Highlights & Insights¶
- 🔄 Paradigm Shift: SR3R transitions 3DSR from "per-scene optimization with 2DSR pseudo-supervision" to "large-scale cross-scene feed-forward prediction," fundamentally changing how high-frequency knowledge is acquired.
- 🔌 Plug-and-Play: Compatible with any feed-forward 3DGS backbone, offering an elegant and practical design.
- 📐 Offset Learning > Direct Regression: Learning residual offsets rather than absolute parameters improves reconstruction quality while reducing Gaussian count to 37%.
- 🎯 Zero-Shot Generalization: Surpasses per-scene optimization methods on unseen scenes, with inference speeds two orders of magnitude faster.
- ⚡ Efficient and Practical: Complete HR 3D reconstruction from only 2 LR input views.
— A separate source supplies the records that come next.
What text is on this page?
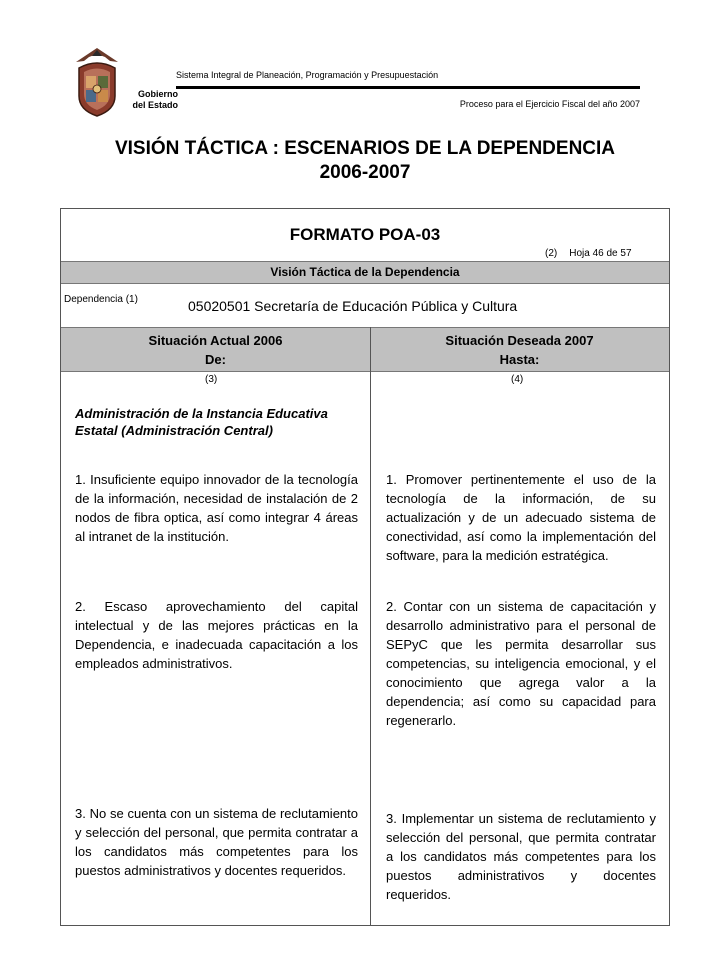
Gobierno
del Estado
Sistema Integral de Planeación, Programación y Presupuestación
Proceso para el Ejercicio Fiscal del año 2007
VISIÓN TÁCTICA : ESCENARIOS DE LA DEPENDENCIA
2006-2007
FORMATO POA-03
(2) Hoja 46 de 57
Visión Táctica de la Dependencia
Dependencia (1)	05020501 Secretaría de Educación Pública y Cultura
Situación Actual 2006
De:
Situación Deseada 2007
Hasta:
(3)	(4)
Administración de la Instancia Educativa Estatal (Administración Central)
1. Insuficiente equipo innovador de la tecnología de la información, necesidad de instalación de 2 nodos de fibra optica, así como integrar 4 áreas al intranet de la institución.
1. Promover pertinentemente el uso de la tecnología de la información, de su actualización y de un adecuado sistema de conectividad, así como la implementación del software, para la medición estratégica.
2. Escaso aprovechamiento del capital intelectual y de las mejores prácticas en la Dependencia, e inadecuada capacitación a los empleados administrativos.
2. Contar con un sistema de capacitación y desarrollo administrativo para el personal de SEPyC que les permita desarrollar sus competencias, su inteligencia emocional, y el conocimiento que agrega valor a la dependencia; así como su capacidad para regenerarlo.
3. No se cuenta con un sistema de reclutamiento y selección del personal, que permita contratar a los candidatos más competentes para los puestos administrativos y docentes requeridos.
3. Implementar un sistema de reclutamiento y selección del personal, que permita contratar a los candidatos más competentes para los puestos administrativos y docentes requeridos.
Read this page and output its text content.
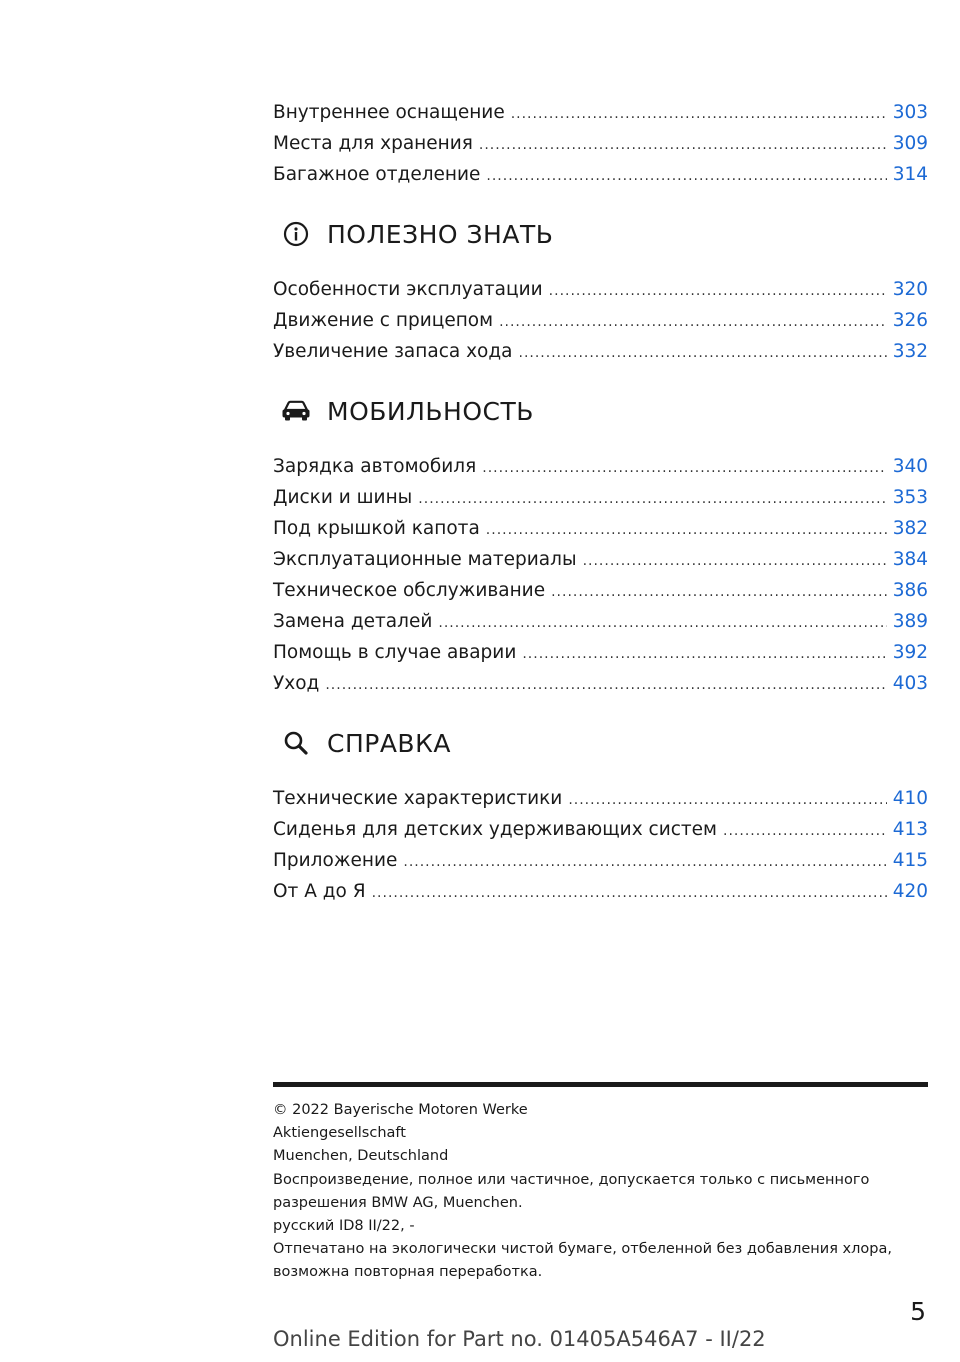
Внутреннее оснащение .....	303
Места для хранения .....	309
Багажное отделение .....	314
ПОЛЕЗНО ЗНАТЬ
Особенности эксплуатации .....	320
Движение с прицепом .....	326
Увеличение запаса хода .....	332
МОБИЛЬНОСТЬ
Зарядка автомобиля .....	340
Диски и шины .....	353
Под крышкой капота .....	382
Эксплуатационные материалы .....	384
Техническое обслуживание .....	386
Замена деталей .....	389
Помощь в случае аварии .....	392
Уход .....	403
СПРАВКА
Технические характеристики .....	410
Сиденья для детских удерживающих систем .....	413
Приложение .....	415
От А до Я .....	420
© 2022 Bayerische Motoren Werke
Aktiengesellschaft
Muenchen, Deutschland
Воспроизведение, полное или частичное, допускается только с письменного
разрешения BMW AG, Muenchen.
русский ID8 II/22, -
Отпечатано на экологически чистой бумаге, отбеленной без добавления хлора,
возможна повторная переработка.
5
Online Edition for Part no. 01405A546A7 - II/22
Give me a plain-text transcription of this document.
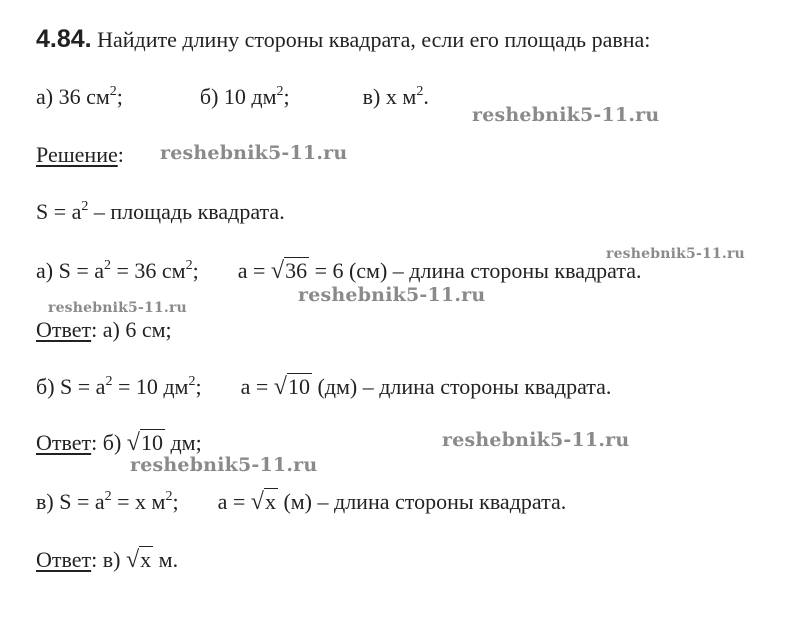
4.84. Найдите длину стороны квадрата, если его площадь равна:
а) 36 $см^2$;	б) 10 $дм^2$;	в) x $м^2$.
Решение:
$S = a^2$ – площадь квадрата.
а) $S = a^2 = 36$ $см^2$; a = √36 = 6 (см) – длина стороны квадрата.
Ответ: а) 6 см;
б) $S = a^2 = 10$ $дм^2$; a = √10 (дм) – длина стороны квадрата.
Ответ: б) √10 дм;
в) $S = a^2 = x$ $м^2$; a = √x (м) – длина стороны квадрата.
Ответ: в) √x м.
reshebnik5-11.ru
reshebnik5-11.ru
reshebnik5-11.ru
reshebnik5-11.ru
reshebnik5-11.ru
reshebnik5-11.ru
reshebnik5-11.ru
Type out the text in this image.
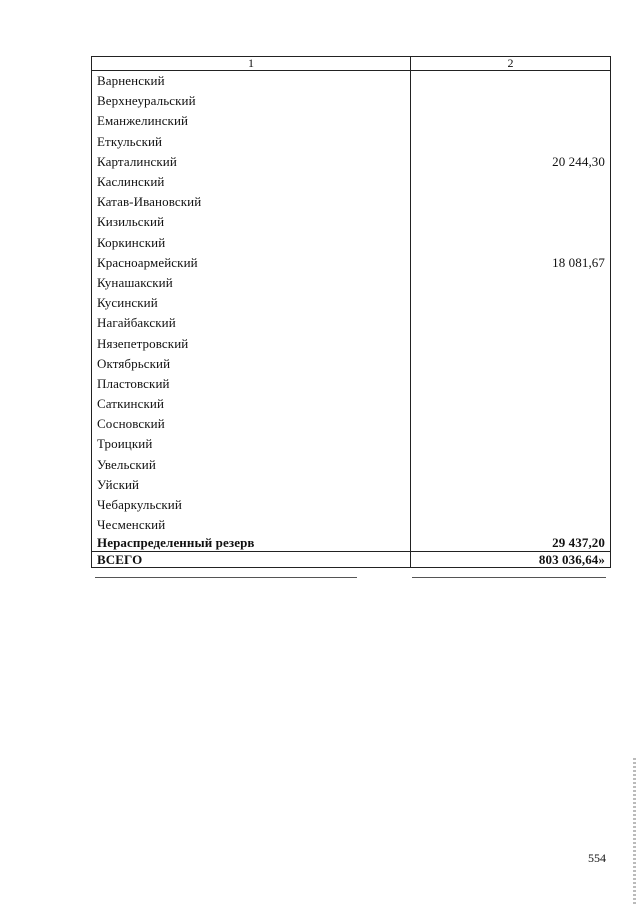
1	2
Варненский	
Верхнеуральский	
Еманжелинский	
Еткульский	
Карталинский	20 244,30
Каслинский	
Катав-Ивановский	
Кизильский	
Коркинский	
Красноармейский	18 081,67
Кунашакский	
Кусинский	
Нагайбакский	
Нязепетровский	
Октябрьский	
Пластовский	
Саткинский	
Сосновский	
Троицкий	
Увельский	
Уйский	
Чебаркульский	
Чесменский	
Нераспределенный резерв	29 437,20
ВСЕГО	803 036,64»
554
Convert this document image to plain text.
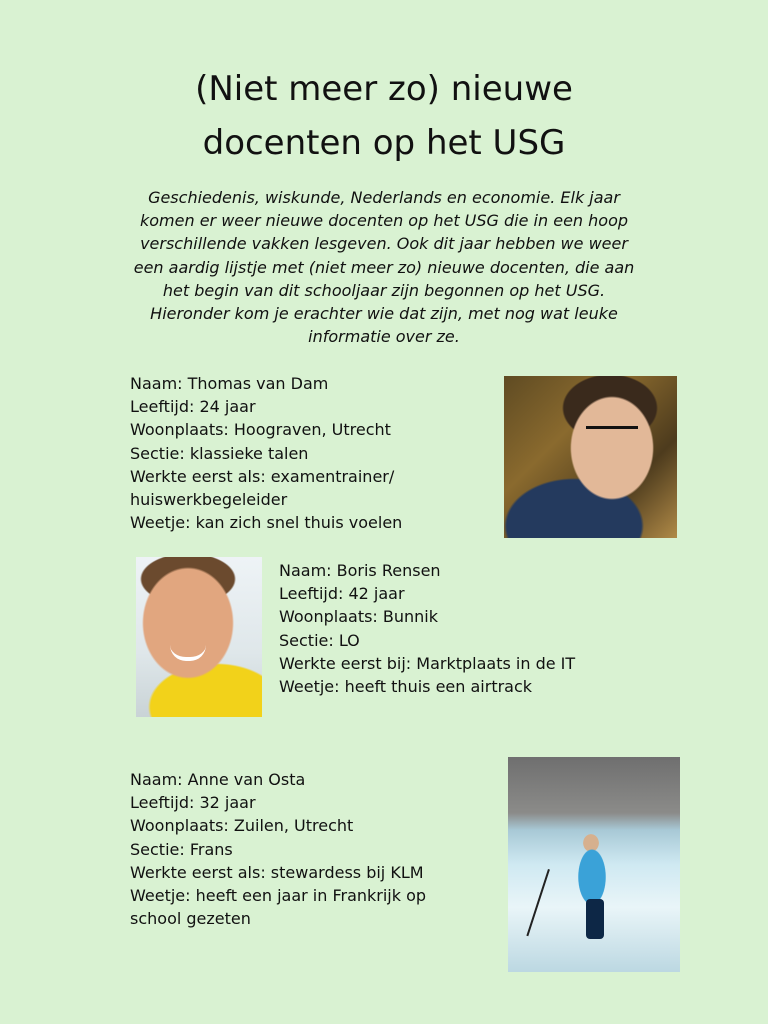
(Niet meer zo) nieuwe
docenten op het USG

Geschiedenis, wiskunde, Nederlands en economie. Elk jaar komen er weer nieuwe docenten op het USG die in een hoop verschillende vakken lesgeven. Ook dit jaar hebben we weer een aardig lijstje met (niet meer zo) nieuwe docenten, die aan het begin van dit schooljaar zijn begonnen op het USG. Hieronder kom je erachter wie dat zijn, met nog wat leuke informatie over ze.

Naam: Thomas van Dam
Leeftijd: 24 jaar
Woonplaats: Hoograven, Utrecht
Sectie: klassieke talen
Werkte eerst als: examentrainer/
huiswerkbegeleider
Weetje: kan zich snel thuis voelen
Naam: Boris Rensen
Leeftijd: 42 jaar
Woonplaats: Bunnik
Sectie: LO
Werkte eerst bij: Marktplaats in de IT
Weetje: heeft thuis een airtrack
Naam: Anne van Osta
Leeftijd: 32 jaar
Woonplaats: Zuilen, Utrecht
Sectie: Frans
Werkte eerst als: stewardess bij KLM
Weetje: heeft een jaar in Frankrijk op
school gezeten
Limitations & Future Work¶
- Inference time (1.69s), while far faster than optimization-based methods (300+s), is still approximately 100× slower than base feed-forward models (0.01s), limiting real-time applicability.
- Only 4× super-resolution is validated; performance at higher scales (8×/16×) remains unexplored.
- The densification strategy (fixed 6 child Gaussians) is heuristic; adaptive densification may be more effective.
- Training requires 4×RTX 5090, imposing a high computational resource threshold.
- Validation is limited to indoor, outdoor, and object-centric scenes; generalization to large-scale outdoor environments (e.g., autonomous driving) remains untested.
Rating¶
- Novelty: ⭐⭐⭐⭐ — The feed-forward mapping paradigm for 3DSR is novel, and the Gaussian offset learning design is elegant.
- Experimental Thoroughness: ⭐⭐⭐⭐ — Covers 3 datasets, zero-shot generalization, ablation studies, and upsampling strategy analysis.
- Writing Quality: ⭐⭐⭐⭐ — Well-structured with thorough motivation and rigorous formulations.
- Value: ⭐⭐⭐⭐ — Introduces a new paradigm for 3DSR with strong practical utility and plug-and-play applicability.